"The Message Contains the Message": Opening Communication to Its Fullest Revelation
THE APPROACH I EMPHASIZE IN THIS CHAPTER, "the message contains the message," sounds more like a maxim than a guideline for psychotherapists. My intention in proposing it is to reorient the manner in which therapists attend to the flow of a patient's communication. I recommend listening to each patient's narrative, his or her unique rendering of an event or description and explanation of a symptom for what is stated as well as what is implied. Shifting from a skeptical stance of a detective listening for what is hidden, therapists attending to what is in or is close to awareness affirms for patients the value of their spontaneous associations, of their version of the story of their life as they bring it into their awareness.
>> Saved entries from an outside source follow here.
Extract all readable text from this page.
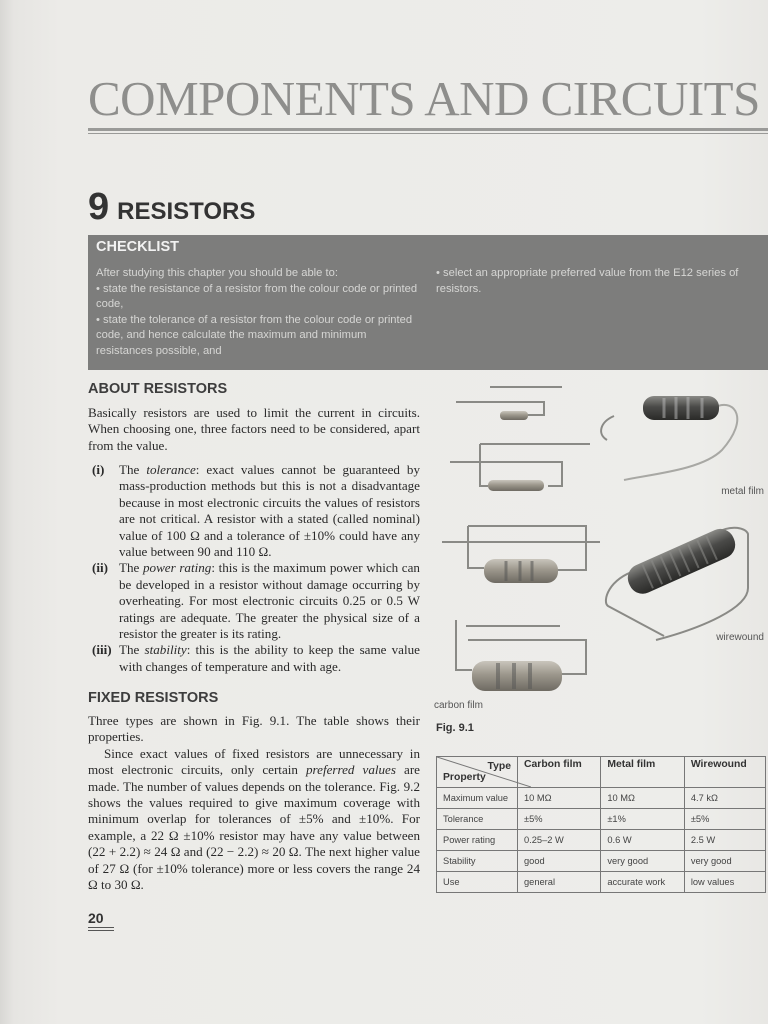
COMPONENTS AND CIRCUITS
9 RESISTORS
CHECKLIST
After studying this chapter you should be able to:
• state the resistance of a resistor from the colour code or printed code,
• state the tolerance of a resistor from the colour code or printed code, and hence calculate the maximum and minimum resistances possible, and
• select an appropriate preferred value from the E12 series of resistors.
ABOUT RESISTORS
Basically resistors are used to limit the current in circuits. When choosing one, three factors need to be considered, apart from the value.
(i)	The tolerance: exact values cannot be guaranteed by mass-production methods but this is not a disadvantage because in most electronic circuits the values of resistors are not critical. A resistor with a stated (called nominal) value of 100 Ω and a tolerance of ±10% could have any value between 90 and 110 Ω.
(ii) The power rating: this is the maximum power which can be developed in a resistor without damage occurring by overheating. For most electronic circuits 0.25 or 0.5 W ratings are adequate. The greater the physical size of a resistor the greater is its rating.
(iii) The stability: this is the ability to keep the same value with changes of temperature and with age.
FIXED RESISTORS
Three types are shown in Fig. 9.1. The table shows their properties.
Since exact values of fixed resistors are unnecessary in most electronic circuits, only certain preferred values are made. The number of values depends on the tolerance. Fig. 9.2 shows the values required to give maximum coverage with minimum overlap for tolerances of ±5% and ±10%. For example, a 22 Ω ±10% resistor may have any value between (22 + 2.2) ≈ 24 Ω and (22 − 2.2) ≈ 20 Ω. The next higher value of 27 Ω (for ±10% tolerance) more or less covers the range 24 Ω to 30 Ω.
metal film
wirewound
carbon film
Fig. 9.1
Type
Property	Carbon film	Metal film	Wirewound
Maximum value	10 MΩ	10 MΩ	4.7 kΩ
Tolerance	±5%	±1%	±5%
Power rating	0.25–2 W	0.6 W	2.5 W
Stability	good	very good	very good
Use	general	accurate work	low values
20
Listening in this way, therapists avoid communicating to a patient that the patient's message is really an attempt to divert both therapist and self from something else. Implied in such a listening stance is that what is not presented is necessarily of more therapeutic importance than what is presented. Guided by "the message contains the message," therapists see and hear the total delivered communication from the patient: verbal, gestural, and facial. They attempt to familiarize themselves with their patients' intentions as the patient
consciously wishes them to be known. When listened to in this way, patients feel safer to express themselves more freely and feel an enhanced esteem that allows them to explore and reflect in greater depth. In this way, patients are encouraged to make previously hidden or unconscious motives and messages more accessible to awareness.